Slave rebellions are notoriously hard to pull off for a whole number of reasons, obviously. If you want a widespread rebellion, it's going to need American support to really get off the ground (supplying weapons, helping spread word, etc). The fact of the matter that the US seems as if it's going to be cause completely flatfooted by the coming war, though, bespeaks of the fact that they probably have very little of a spy presence south of the Ohio, at least in the years leading up to the conflict. I'd suspect that once war has been declared, there will be efforts to build a network South of the border, though such things will take time.

I also wonder at the US' willingness to arm slaves - no matter how much they may hate slavery, the optics would still be of AfricanAmericans killing 'white folk' and that would sadly play very badly in some sections of the American population. Depending, of course, on how racial attitudes have evolved in the North (and I guess I don't know how they have developed since the end of the Rebellion).

Now, without American support, I think you could still conceivably see slave rebellions on the home front, but they are likely to be less organized and equipt.
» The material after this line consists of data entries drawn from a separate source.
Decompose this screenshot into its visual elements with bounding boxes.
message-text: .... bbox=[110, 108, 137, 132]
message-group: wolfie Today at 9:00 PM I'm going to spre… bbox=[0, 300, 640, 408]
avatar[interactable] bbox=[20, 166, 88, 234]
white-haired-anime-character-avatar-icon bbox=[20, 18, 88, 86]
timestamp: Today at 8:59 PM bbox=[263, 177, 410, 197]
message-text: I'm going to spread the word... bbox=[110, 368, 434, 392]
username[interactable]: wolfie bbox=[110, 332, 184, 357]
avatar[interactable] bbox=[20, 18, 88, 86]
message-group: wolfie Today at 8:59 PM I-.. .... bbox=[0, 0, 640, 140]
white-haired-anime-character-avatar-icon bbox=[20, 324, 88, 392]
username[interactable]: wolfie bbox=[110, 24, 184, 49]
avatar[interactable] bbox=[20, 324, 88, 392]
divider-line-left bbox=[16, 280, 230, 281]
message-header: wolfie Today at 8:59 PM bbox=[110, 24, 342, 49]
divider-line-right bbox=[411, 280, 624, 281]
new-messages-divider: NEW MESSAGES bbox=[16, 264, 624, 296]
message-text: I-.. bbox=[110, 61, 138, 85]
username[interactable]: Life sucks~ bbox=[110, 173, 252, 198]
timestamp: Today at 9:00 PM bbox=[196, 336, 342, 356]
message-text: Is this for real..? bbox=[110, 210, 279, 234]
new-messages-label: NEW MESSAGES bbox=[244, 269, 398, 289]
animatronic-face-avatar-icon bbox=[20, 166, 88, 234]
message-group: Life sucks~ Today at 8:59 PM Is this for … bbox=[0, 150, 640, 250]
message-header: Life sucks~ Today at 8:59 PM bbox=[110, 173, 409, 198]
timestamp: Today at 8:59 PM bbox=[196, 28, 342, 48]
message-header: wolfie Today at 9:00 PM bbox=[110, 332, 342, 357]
Their success is going to depend on how much of the State Militias are sent to the front - as we know, the Confederate State Militias were organized largely to keep order just in case of a 'civil disturbance' (which, lets face it, in the Confederacy means either Slave Revolt or Labor Dispute).
The difference is that most blacks in the Confederacy have been manumitted but they don't have many rights and they cannot even join the Confederate military. So whether or not America arms the black rebels, there will be rebellions that have the Confederates in trouble. It's kinda like the socialist rebellions of Turtledove's work but without communism.
 
The difference is that most blacks in the Confederacy have been manumitted but they don't have many rights and they cannot even join the Confederate military. So whether or not America arms the black rebels, there will be rebellions that have the Confederates in trouble. It's kinda like the socialist rebellions of Turtledove's work but without communism.

Have most been freed by this point? I know slavery is withering on the vine, but I wasn't aware that maummitions had progressed that far yet.
 
Have most been freed by this point? I know slavery is withering on the vine, but I wasn't aware that maummitions had progressed that far yet.
One of the chapters does mention that more slaveowners in the early 1900s are voluntarily manumitting their slaves and some blacks chose to immigrate to America, Canada, Mexico or the Caribbean, whereas others would remain sharecroppers with little to no rights.